Luster is another important characteristic and is defined as the light that is reflected from the surface or sometimes from within the pearl creating “an inner glow”. Luster can be bright, shiny and glossy while others have a more subtle satin finish.
Shape can vary considerably because pearls are a natural product. Although the more valuable pearls tend to be regular and symmetrical, the more unusual shapes, known as Baroque, have a unique appeal and charm all of their own.
Other factors that need to be graded include size, surface, nacre, blemishes and matching (eg. string of pearls).

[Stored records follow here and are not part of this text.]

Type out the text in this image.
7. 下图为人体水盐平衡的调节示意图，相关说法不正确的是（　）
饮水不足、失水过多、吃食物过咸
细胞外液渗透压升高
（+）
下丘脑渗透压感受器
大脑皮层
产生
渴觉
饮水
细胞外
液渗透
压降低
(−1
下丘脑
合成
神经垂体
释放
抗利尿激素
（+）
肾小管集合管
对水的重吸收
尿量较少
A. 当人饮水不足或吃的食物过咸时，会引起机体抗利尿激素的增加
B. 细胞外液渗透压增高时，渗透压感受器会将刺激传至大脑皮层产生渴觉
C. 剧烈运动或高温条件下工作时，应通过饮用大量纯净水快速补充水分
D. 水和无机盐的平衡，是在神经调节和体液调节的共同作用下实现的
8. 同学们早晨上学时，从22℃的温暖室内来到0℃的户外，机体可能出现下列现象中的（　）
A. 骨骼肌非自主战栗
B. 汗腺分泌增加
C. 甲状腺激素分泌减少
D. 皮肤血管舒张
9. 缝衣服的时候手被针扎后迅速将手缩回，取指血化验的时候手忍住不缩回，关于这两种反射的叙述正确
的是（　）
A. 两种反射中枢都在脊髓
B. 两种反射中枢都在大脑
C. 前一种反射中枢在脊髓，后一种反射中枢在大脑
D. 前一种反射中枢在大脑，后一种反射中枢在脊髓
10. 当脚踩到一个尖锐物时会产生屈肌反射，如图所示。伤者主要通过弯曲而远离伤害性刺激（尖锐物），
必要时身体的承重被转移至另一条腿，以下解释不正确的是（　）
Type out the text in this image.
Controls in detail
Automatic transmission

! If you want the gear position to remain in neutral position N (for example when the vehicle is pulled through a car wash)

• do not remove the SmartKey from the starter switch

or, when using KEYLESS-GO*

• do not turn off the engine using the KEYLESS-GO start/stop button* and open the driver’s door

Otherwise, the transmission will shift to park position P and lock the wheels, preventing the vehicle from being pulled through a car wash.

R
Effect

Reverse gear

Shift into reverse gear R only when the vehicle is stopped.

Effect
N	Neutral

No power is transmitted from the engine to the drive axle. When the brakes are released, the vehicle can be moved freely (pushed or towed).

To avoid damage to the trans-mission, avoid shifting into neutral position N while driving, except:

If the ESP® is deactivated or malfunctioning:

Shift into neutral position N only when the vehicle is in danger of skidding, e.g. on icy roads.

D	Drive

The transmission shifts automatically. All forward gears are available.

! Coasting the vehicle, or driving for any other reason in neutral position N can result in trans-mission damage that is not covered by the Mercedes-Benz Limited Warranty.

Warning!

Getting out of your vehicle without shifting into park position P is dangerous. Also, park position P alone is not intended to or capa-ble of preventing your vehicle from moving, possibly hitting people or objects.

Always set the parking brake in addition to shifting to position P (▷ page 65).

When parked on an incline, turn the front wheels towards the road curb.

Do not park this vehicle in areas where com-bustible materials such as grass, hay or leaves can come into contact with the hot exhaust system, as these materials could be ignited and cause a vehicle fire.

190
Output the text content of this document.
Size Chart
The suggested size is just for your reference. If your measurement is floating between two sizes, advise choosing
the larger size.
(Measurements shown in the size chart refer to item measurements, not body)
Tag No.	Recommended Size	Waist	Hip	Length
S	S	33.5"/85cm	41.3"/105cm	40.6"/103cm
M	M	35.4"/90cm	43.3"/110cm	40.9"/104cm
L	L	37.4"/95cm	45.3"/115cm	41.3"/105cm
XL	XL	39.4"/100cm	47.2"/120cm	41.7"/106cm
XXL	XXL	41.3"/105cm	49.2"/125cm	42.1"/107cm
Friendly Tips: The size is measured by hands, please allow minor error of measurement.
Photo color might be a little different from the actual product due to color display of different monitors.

“We learnt about the commercially important types of pearl which include Tahitian, South Sea, Akoya and Chinese Freshwater Pearls. Examples of all of these can be seen in-store.”
9 Interesting Facts about Pearls
- Historically, pearls have represented purity and beauty.
- Pearls are the only jewels to be created by a living animal, a mollusc.
- All pearl oysters are born male and transform into females around 3 years old.
- Freshwater pearls make up 95% of the total global pearl production, the majority farmed in China.
- Freshwater mussels may produce 30 to 50 pearls at a time, while a salt water mussel typically grows only one.
- “Mother of Pearl” comes from the oyster shell.
- Rub a pearl against your teeth – real pearls will feel gritty while imitations will be smooth.
- One of the most famous pearls in the world is “La Peregrina” (Spanish for pilgrim). The original weight of this pearl was 223.8 grains (equivalent to 55.95 carats) but after drilling and cleaning, the weight dropped to 203.84 grains.
- People were fishing for pearls over 3,000 years ago – evidence has been uncovered in excavations at an ancient settlement in Bahrain, near Saudi Arabia.
How to Care for Pearls
You need to take care of pearls as they are not as tough as other gemstones and can easily be damaged by contact with hard surfaces. As they are porous, pearls are particularly susceptible to chemicals. Perfume, makeup and hairspray all contain ingredients that can permanently dull a pearl’s appearance. Cleaning products containing chemicals such as ammonia and chlorine can quickly damage pearls and even chlorinated swimming pool water should be avoided.
Pearls require moisture, so you should consider where you store them – avoid airtight containers. The human body provides just the right amount of moisture and so pearls that are regularly worn and properly cared for, will look fantastic for decades. Just clean your pearls with a soft damp cloth, ideally after each time you wear them.